Prepare the rhubarb by cutting off and discarding the leaves and trimming both ends. Never eat rhubarb leaves, they are not safe to eat. Rhubarb should be washed and stripped of any tough, stringy ribs using a paring knife. Forced rhubarb does not need peeling, generally. Thinly slice the rhubarb once it's prepared. You can also use frozen rhubarb, which may already come sliced.
11 ounces Rhubarb
Remove the stems and roughly chop strawberries. You can use fresh or frozen strawberries.
11 ounces Strawberries
Once the fruits are prepared, add them to a large, heavy-bottom saucepan. Pour the sugar over the fruit and stir.
11 ounces Granulated sugar
At this point, you can begin the jam-making process, or refrigerate and let the jam develop flavors for up to 24 hours in the refrigerator. This generally will give you better results, but it isn't necessary. Read on for further instructions.

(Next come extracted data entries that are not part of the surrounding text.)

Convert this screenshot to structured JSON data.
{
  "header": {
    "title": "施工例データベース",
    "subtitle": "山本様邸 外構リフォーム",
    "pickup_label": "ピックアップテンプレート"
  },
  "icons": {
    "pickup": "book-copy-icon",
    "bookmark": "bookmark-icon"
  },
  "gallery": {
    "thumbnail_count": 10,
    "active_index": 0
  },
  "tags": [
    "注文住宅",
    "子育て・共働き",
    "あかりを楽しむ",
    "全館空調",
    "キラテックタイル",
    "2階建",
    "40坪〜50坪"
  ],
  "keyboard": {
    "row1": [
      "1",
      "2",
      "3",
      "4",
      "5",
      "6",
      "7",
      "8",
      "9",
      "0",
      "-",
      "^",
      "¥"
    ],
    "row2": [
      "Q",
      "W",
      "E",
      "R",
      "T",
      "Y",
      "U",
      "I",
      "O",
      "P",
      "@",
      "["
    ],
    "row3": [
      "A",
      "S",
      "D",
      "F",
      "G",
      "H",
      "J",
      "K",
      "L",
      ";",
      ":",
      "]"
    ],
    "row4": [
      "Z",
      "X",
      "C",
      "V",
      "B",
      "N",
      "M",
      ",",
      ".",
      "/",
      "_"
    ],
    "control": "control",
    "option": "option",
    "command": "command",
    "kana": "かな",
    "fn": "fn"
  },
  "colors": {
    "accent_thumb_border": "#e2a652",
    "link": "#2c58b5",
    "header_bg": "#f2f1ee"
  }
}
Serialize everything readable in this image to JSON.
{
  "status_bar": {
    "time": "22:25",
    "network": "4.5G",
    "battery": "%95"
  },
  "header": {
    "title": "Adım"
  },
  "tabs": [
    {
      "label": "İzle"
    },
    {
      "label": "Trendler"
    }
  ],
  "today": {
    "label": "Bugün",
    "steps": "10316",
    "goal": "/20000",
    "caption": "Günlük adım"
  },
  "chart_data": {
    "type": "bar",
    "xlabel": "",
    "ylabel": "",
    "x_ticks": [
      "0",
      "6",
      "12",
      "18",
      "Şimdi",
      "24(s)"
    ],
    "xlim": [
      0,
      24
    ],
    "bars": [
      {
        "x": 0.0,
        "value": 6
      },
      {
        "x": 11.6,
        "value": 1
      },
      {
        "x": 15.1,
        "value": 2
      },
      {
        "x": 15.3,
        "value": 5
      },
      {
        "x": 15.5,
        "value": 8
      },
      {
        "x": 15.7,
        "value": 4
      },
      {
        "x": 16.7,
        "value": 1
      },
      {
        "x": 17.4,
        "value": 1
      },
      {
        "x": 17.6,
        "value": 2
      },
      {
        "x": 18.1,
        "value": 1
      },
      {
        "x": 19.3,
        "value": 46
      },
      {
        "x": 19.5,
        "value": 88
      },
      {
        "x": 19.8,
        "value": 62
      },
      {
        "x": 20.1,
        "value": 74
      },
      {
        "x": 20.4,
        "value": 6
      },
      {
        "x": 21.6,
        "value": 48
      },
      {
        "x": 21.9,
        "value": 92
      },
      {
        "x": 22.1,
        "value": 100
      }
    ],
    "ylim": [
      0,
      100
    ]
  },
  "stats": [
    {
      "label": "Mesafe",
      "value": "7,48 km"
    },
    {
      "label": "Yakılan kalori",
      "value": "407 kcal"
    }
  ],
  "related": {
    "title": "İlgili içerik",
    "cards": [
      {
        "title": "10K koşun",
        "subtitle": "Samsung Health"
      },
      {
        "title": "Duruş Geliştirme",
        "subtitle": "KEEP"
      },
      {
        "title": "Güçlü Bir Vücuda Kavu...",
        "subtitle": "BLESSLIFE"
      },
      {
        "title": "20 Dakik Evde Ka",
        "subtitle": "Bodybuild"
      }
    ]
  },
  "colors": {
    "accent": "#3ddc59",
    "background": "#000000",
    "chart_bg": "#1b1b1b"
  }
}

Add your prepared fruit to a heavy-bottom large saucepan. Add lemon juice. Cook gently over medium heat for 10 minutes to allow the sugar to dissolve and the fruit to break down, if you didn't store it overnight. If you stored it overnight in the refrigerator, it will already be broken down with the sugar dissolved, in which case you should move on to step 5 right away.
1 Tablespoon Lemon juice
Raise the temperature to medium-high heat and let the mixture gently boil for 10-15 minutes until the temperature reaches 221°F on an instant-read thermometer or candy thermometer. This is the jam setting point, so don't take it off the heat until it reaches this temperature.
Take the jam off the heat and let it cool completely before storing. When ready to store, ladle it into airtight, clean jars, and store in the refrigerator for up to 3 weeks.